In the midst of this, Willet learns of the murder of an obscure nobleman's daughter by one of the unseen assassins. Now he must escape his imprisonment and brave the wrath of the church to find the killer in order to turn back this latest threat to the northern continent.

     The awful thing about reading books in a series when they first come out is that you have to wait months to read the next book. When that happens, you're liable to forget things, and that can be frustrating.  It took me several chapters to fully get back into the plot of the story, especially since I didn't have access to the first book to get a refresher. There were several things I liked about this book (like the invisible assassins and the street urchins) but it was still slow going for me. (also, there were some disturbing scenes that would not be suitable for younger readers) It was a very long book, and rather dense. Readers a bit more used to fantasy books than I might find it less exhausting than I did, though! And though it wasn't a favorite for me, I do want to read the next book in this series when it comes out--especially because of that ending!

Rating: 7

I received this book from the publisher in exchange for my honest review.

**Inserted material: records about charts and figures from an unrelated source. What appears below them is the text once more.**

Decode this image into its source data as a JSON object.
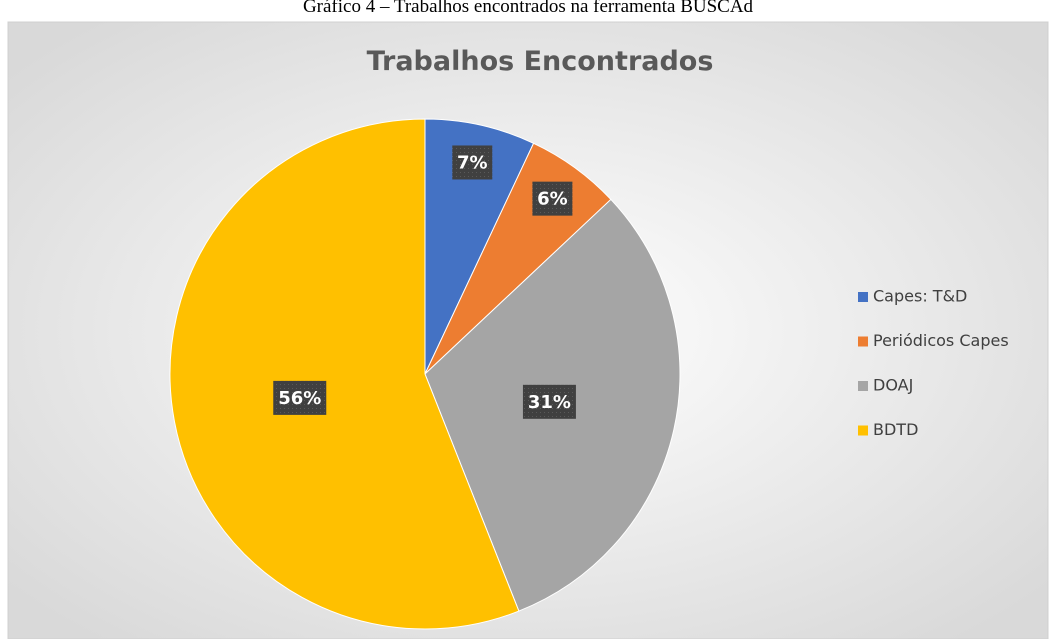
{
  "caption": "Gráfico 4 – Trabalhos encontrados na ferramenta BUSCAd",
  "chart_data": {
    "type": "pie",
    "title": "Trabalhos Encontrados",
    "categories": [
      "Capes: T&D",
      "Periódicos Capes",
      "DOAJ",
      "BDTD"
    ],
    "values": [
      7,
      6,
      31,
      56
    ],
    "value_labels": [
      "7%",
      "6%",
      "31%",
      "56%"
    ],
    "colors": [
      "#4472c4",
      "#ed7d31",
      "#a5a5a5",
      "#ffc000"
    ],
    "legend": "right"
  }
}
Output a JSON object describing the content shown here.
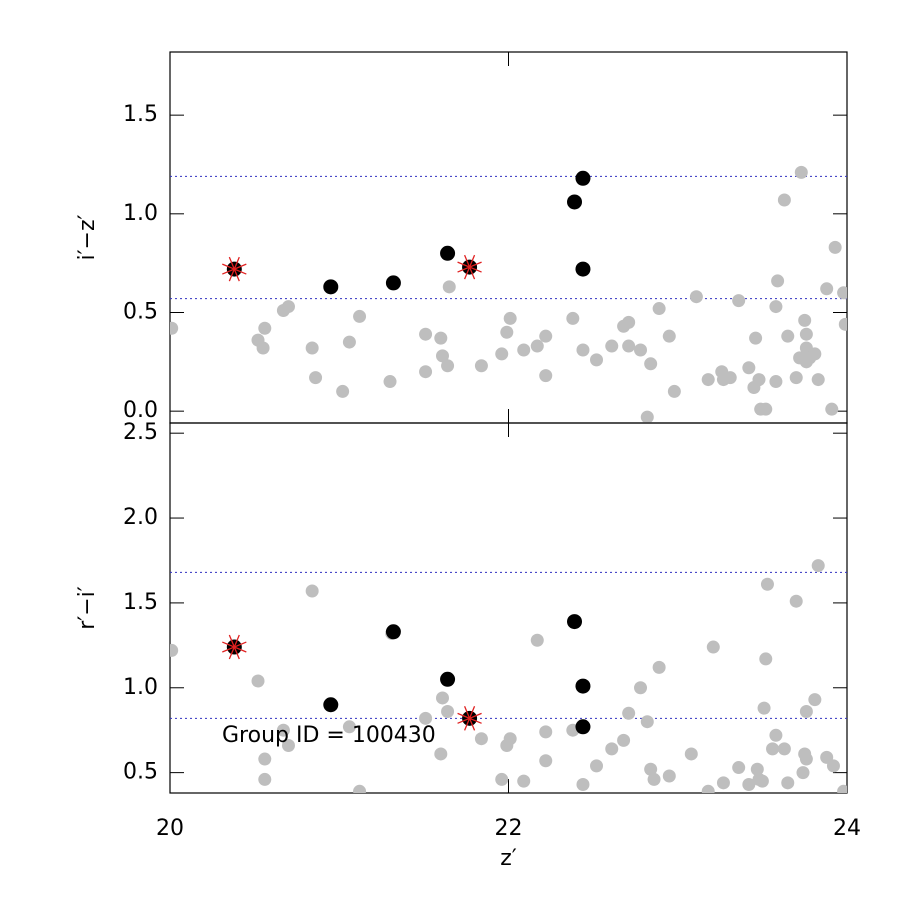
{
  "chart_data": [
    {
      "type": "scatter",
      "ylabel": "i′−z′",
      "xlim": [
        20,
        24
      ],
      "xticks": [
        20,
        22,
        24
      ],
      "xticklabels": false,
      "ylim": [
        -0.06,
        1.82
      ],
      "yticks": [
        {
          "value": 0,
          "label": "0.0"
        },
        {
          "value": 0.5,
          "label": "0.5"
        },
        {
          "value": 1,
          "label": "1.0"
        },
        {
          "value": 1.5,
          "label": "1.5"
        }
      ],
      "hlines": [
        1.19,
        0.57
      ],
      "hline_color": "#3030c0",
      "series": [
        {
          "color": "#bebebe",
          "marker": "circle",
          "x": [
            20.01,
            20.52,
            20.56,
            20.55,
            20.67,
            20.7,
            20.84,
            20.86,
            21.02,
            21.06,
            21.12,
            21.3,
            21.51,
            21.51,
            21.6,
            21.61,
            21.64,
            21.65,
            21.84,
            21.96,
            21.99,
            22.01,
            22.09,
            22.17,
            22.22,
            22.22,
            22.38,
            22.44,
            22.52,
            22.61,
            22.68,
            22.71,
            22.71,
            22.78,
            22.82,
            22.84,
            22.89,
            22.95,
            22.98,
            23.11,
            23.18,
            23.26,
            23.27,
            23.31,
            23.36,
            23.42,
            23.46,
            23.45,
            23.48,
            23.49,
            23.52,
            23.58,
            23.58,
            23.59,
            23.63,
            23.65,
            23.7,
            23.72,
            23.73,
            23.75,
            23.76,
            23.76,
            23.76,
            23.78,
            23.81,
            23.83,
            23.88,
            23.91,
            23.93,
            23.98,
            23.99
          ],
          "y": [
            0.42,
            0.36,
            0.42,
            0.32,
            0.51,
            0.53,
            0.32,
            0.17,
            0.1,
            0.35,
            0.48,
            0.15,
            0.2,
            0.39,
            0.37,
            0.28,
            0.23,
            0.63,
            0.23,
            0.29,
            0.4,
            0.47,
            0.31,
            0.33,
            0.38,
            0.18,
            0.47,
            0.31,
            0.26,
            0.33,
            0.43,
            0.45,
            0.33,
            0.31,
            -0.03,
            0.24,
            0.52,
            0.38,
            0.1,
            0.58,
            0.16,
            0.2,
            0.16,
            0.17,
            0.56,
            0.22,
            0.37,
            0.12,
            0.16,
            0.01,
            0.01,
            0.15,
            0.53,
            0.66,
            1.07,
            0.38,
            0.17,
            0.27,
            1.21,
            0.46,
            0.39,
            0.32,
            0.25,
            0.27,
            0.29,
            0.16,
            0.62,
            0.01,
            0.83,
            0.6,
            0.44
          ]
        },
        {
          "color": "#000000",
          "marker": "circle",
          "x": [
            20.38,
            20.95,
            21.32,
            21.64,
            21.77,
            22.39,
            22.44,
            22.44
          ],
          "y": [
            0.72,
            0.63,
            0.65,
            0.8,
            0.73,
            1.06,
            1.18,
            0.72
          ]
        },
        {
          "color": "#e02020",
          "marker": "star",
          "x": [
            20.38,
            21.77
          ],
          "y": [
            0.72,
            0.73
          ]
        }
      ]
    },
    {
      "type": "scatter",
      "ylabel": "r′−i′",
      "xlabel": "z′",
      "annotation": "Group ID = 100430",
      "xlim": [
        20,
        24
      ],
      "xticks": [
        20,
        22,
        24
      ],
      "xticklabels": true,
      "ylim": [
        0.38,
        2.56
      ],
      "yticks": [
        0.5,
        {
          "value": 1,
          "label": "1.0"
        },
        1.5,
        {
          "value": 2,
          "label": "2.0"
        },
        2.5
      ],
      "hlines": [
        1.68,
        0.82
      ],
      "hline_color": "#3030c0",
      "series": [
        {
          "color": "#bebebe",
          "marker": "circle",
          "x": [
            20.01,
            20.52,
            20.56,
            20.56,
            20.67,
            20.7,
            20.84,
            21.06,
            21.12,
            21.31,
            21.51,
            21.6,
            21.61,
            21.64,
            21.84,
            21.96,
            21.99,
            22.01,
            22.09,
            22.17,
            22.22,
            22.22,
            22.38,
            22.44,
            22.52,
            22.61,
            22.68,
            22.71,
            22.78,
            22.84,
            22.82,
            22.86,
            22.89,
            22.95,
            23.08,
            23.21,
            23.18,
            23.27,
            23.36,
            23.42,
            23.47,
            23.48,
            23.5,
            23.51,
            23.52,
            23.53,
            23.56,
            23.58,
            23.63,
            23.65,
            23.7,
            23.74,
            23.75,
            23.76,
            23.76,
            23.81,
            23.83,
            23.88,
            23.92,
            23.98
          ],
          "y": [
            1.22,
            1.04,
            0.58,
            0.46,
            0.75,
            0.66,
            1.57,
            0.77,
            0.39,
            1.32,
            0.82,
            0.61,
            0.94,
            0.86,
            0.7,
            0.46,
            0.66,
            0.7,
            0.45,
            1.28,
            0.57,
            0.74,
            0.75,
            0.43,
            0.54,
            0.64,
            0.69,
            0.85,
            1.0,
            0.52,
            0.8,
            0.46,
            1.12,
            0.48,
            0.61,
            1.24,
            0.39,
            0.44,
            0.53,
            0.43,
            0.52,
            0.46,
            0.45,
            0.88,
            1.17,
            1.61,
            0.64,
            0.72,
            0.64,
            0.44,
            1.51,
            0.5,
            0.61,
            0.86,
            0.58,
            0.93,
            1.72,
            0.59,
            0.54,
            0.39
          ]
        },
        {
          "color": "#000000",
          "marker": "circle",
          "x": [
            20.38,
            20.95,
            21.32,
            21.64,
            21.77,
            22.39,
            22.44,
            22.44
          ],
          "y": [
            1.24,
            0.9,
            1.33,
            1.05,
            0.82,
            1.39,
            1.01,
            0.77
          ]
        },
        {
          "color": "#e02020",
          "marker": "star",
          "x": [
            20.38,
            21.77
          ],
          "y": [
            1.24,
            0.82
          ]
        }
      ]
    }
  ]
}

Thursday, November 3, 2016

The Silent Songbird

The Silent Songbird
Melanie Dickerson
Thomas Nelson

Evangeline is gifted with a heavenly voice, but she is trapped in a sinister betrothal—until she embarks on a daring escape and meets brave Westley le Wyse. Can he help her discover the freedom to sing again?

Desperate to flee a political marriage to her cousin King Richard II’s closest advisor, Lord Shiveley—a man twice her age with shadowy motives—Evangeline runs away and joins a small band of servants journeying back to Glynval, their home village.

Pretending to be mute, she gets to know Westley le Wyse, their handsome young leader, who is intrigued by the beautiful servant girl. But when the truth comes out, it may shatter any hope that love could grow between them.

More than Evangeline’s future is at stake as she finds herself entangled in a web of intrigue that threatens England’s monarchy. Should she give herself up to protect the only person who cares about her? If she does, who will save the king from a plot to steal his throne?

     This was a book I was both really looking forward to...and not looking forward to. Being that it's a retelling of The Little Mermaid, and Ms. Dickerson's books are usually based on the Disney version (which I don't normally mind) I was afraid that the main character might retain much of the Disney character's rebelliousness, which I don't care for. On the other hand, my all-time favorite Melanie Dickerson book is The Merchant's Daughter, and The Silent Songbird is the sequel to that one.

     When I began, I admit my fears seemed to have some foundation. I had sympathy for Evangeline's plight, but I still didn't particularly like her attitude and her character at times annoyed me. However, as the book continued on I felt it got better and I enjoyed seeing more of Westley's parents...the two main characters from The Merchant's Daughter. Though the fairytale elements in this retelling weren't quite as immediately recognizable as in the author's other books, it did contain a lot of plot points taken from the fairy tale, and it had some nice history woven into it. My favorite character was probably Reeve Folsham, as I found his relationship with Evangeline funny and rather sweet.

Rating: 7

I received this book for free from the publisher in exchange for my honest review.